Ensure the company is transparent about its use of Gen AI. As AI-generated content and Gen AI decision-making become ever more prevalent and integrated into daily operations, businesses must clearly communicate when and how they use GenAI, its limitations and the potential impacts to customers, employees and regulators. Transparency can help prevent misinformation, biases and unintended consequences while demonstrating accountability in Gen AI-driven processes. Moreover, transparency can help to ensure compliance with evolving regulations and foster a responsible approach to AI usage. By prioritizing openness, the company can leverage Gen AI’s benefits while addressing the legal and compliance risks. The State of California recently enacted AB 3030, a statute that requires health care workers who use Gen AI to communicate with patients unmoderated by human review to disclose to the patient that the message was generated by AI. The new law provides the patient a way to communicate with a human. Other jurisdictions are sure to follow suit.
Monitor and audit the company’s use of Gen AI. As Gen AI becomes increasingly autonomous and capable of performing complex tasks without human intervention, it will become increasingly risky to determine legal liability when things go wrong. Regulators worldwide are preparing legislation to address AI accountability, while experts are recommending transparency as a legal, compliance and ethical best practice. Building transparency and accountability into the company’s processes is essential to limit the legal exposures and ensure that the company’s use of Gen AI complies with evolving standards. The board and management need to ensure that the company monitors and audits its use of Gen AI, in both the company’s operations and the board’s work, while course-correcting when necessary.
The increasing use of Gen AI is reshaping businesses and determining competitive advantage. Legal and compliance risk considerations can impact how organizations deploy Gen AI in decision-making, customer interactions and content creation, directly affecting operating models and innovation strategies. These 10 action steps that directors should consider to address the legal and compliance risks with GenAI represent an ambitious start. Directors need to work with management, legal counsel and AI ethics experts to establish governance frameworks that appropriately balance innovation with the organization’s risk management practices. By staying informed and adopting flexible approaches, directors can guide management in leveraging Gen AI responsibly, while avoiding the threats that could hinder the organization’s longer-term growth and resiliency.

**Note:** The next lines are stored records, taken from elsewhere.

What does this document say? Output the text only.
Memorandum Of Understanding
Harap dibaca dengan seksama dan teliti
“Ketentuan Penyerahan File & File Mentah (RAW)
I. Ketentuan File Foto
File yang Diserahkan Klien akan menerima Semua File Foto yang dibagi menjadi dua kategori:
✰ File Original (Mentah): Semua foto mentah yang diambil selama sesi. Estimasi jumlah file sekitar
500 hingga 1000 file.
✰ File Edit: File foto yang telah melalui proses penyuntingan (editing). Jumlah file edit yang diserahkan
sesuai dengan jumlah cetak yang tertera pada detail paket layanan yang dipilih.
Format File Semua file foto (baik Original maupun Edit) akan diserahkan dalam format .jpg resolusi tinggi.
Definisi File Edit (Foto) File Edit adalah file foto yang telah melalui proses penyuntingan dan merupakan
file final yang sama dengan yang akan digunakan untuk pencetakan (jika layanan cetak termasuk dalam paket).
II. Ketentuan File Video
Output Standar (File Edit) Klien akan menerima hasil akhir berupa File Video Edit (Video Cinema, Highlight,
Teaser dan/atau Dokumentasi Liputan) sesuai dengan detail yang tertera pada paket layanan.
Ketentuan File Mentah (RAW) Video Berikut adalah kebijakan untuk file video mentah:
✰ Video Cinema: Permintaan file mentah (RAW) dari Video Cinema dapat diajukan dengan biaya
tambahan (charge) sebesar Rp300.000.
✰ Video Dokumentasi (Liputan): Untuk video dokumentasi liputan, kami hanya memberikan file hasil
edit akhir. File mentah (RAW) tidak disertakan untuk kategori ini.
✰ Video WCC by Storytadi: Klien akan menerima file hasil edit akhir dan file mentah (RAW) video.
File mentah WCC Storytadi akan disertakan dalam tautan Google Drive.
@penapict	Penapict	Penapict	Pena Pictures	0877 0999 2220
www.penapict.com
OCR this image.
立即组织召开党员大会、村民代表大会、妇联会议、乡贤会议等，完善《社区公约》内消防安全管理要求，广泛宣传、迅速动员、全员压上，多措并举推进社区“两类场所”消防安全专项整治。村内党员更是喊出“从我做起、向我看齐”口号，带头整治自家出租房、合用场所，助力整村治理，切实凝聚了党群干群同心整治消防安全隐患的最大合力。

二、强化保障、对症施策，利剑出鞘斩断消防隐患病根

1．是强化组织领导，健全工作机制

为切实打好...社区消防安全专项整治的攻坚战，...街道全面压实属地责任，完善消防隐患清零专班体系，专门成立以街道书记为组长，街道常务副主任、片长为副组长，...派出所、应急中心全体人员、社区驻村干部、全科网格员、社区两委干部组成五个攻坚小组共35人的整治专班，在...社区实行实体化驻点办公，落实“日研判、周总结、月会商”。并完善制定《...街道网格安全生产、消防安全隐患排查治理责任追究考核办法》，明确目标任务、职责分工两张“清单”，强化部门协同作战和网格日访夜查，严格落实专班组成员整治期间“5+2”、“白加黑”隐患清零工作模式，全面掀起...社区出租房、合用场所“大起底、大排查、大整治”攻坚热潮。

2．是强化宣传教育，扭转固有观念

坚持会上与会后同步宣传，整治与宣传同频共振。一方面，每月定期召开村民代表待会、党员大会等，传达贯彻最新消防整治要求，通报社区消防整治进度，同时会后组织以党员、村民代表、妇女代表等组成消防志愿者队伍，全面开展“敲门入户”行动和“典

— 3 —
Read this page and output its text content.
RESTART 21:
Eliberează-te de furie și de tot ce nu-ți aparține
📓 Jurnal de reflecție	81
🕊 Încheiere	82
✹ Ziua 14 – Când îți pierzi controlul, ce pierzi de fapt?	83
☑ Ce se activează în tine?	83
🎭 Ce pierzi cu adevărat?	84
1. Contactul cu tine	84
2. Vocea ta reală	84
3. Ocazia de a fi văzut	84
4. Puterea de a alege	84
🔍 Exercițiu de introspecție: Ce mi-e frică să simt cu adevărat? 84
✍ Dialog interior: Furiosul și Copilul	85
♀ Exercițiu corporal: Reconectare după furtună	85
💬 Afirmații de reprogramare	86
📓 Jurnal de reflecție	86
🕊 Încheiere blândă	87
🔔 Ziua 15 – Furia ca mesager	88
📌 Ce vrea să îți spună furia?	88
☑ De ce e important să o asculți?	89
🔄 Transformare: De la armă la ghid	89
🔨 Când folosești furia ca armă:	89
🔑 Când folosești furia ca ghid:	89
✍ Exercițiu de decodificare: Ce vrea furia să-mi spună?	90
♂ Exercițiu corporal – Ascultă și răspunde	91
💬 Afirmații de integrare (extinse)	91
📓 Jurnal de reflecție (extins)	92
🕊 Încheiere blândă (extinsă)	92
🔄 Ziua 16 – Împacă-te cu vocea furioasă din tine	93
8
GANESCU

Legal and compliance risks can make directors wary of supporting management’s deployment of Gen AI at scale without clear strategies and pathways. Until policymakers and regulators develop frameworks that appropriately balance innovation with protecting individual and commercial rights and public safety, some boards and management may choose to take a cautionary pathway. In these instances, the business will avoid the use of Gen AI altogether until there are clearly established protections and industry best practices. The downside, of course, could be an abundance of missed opportunities.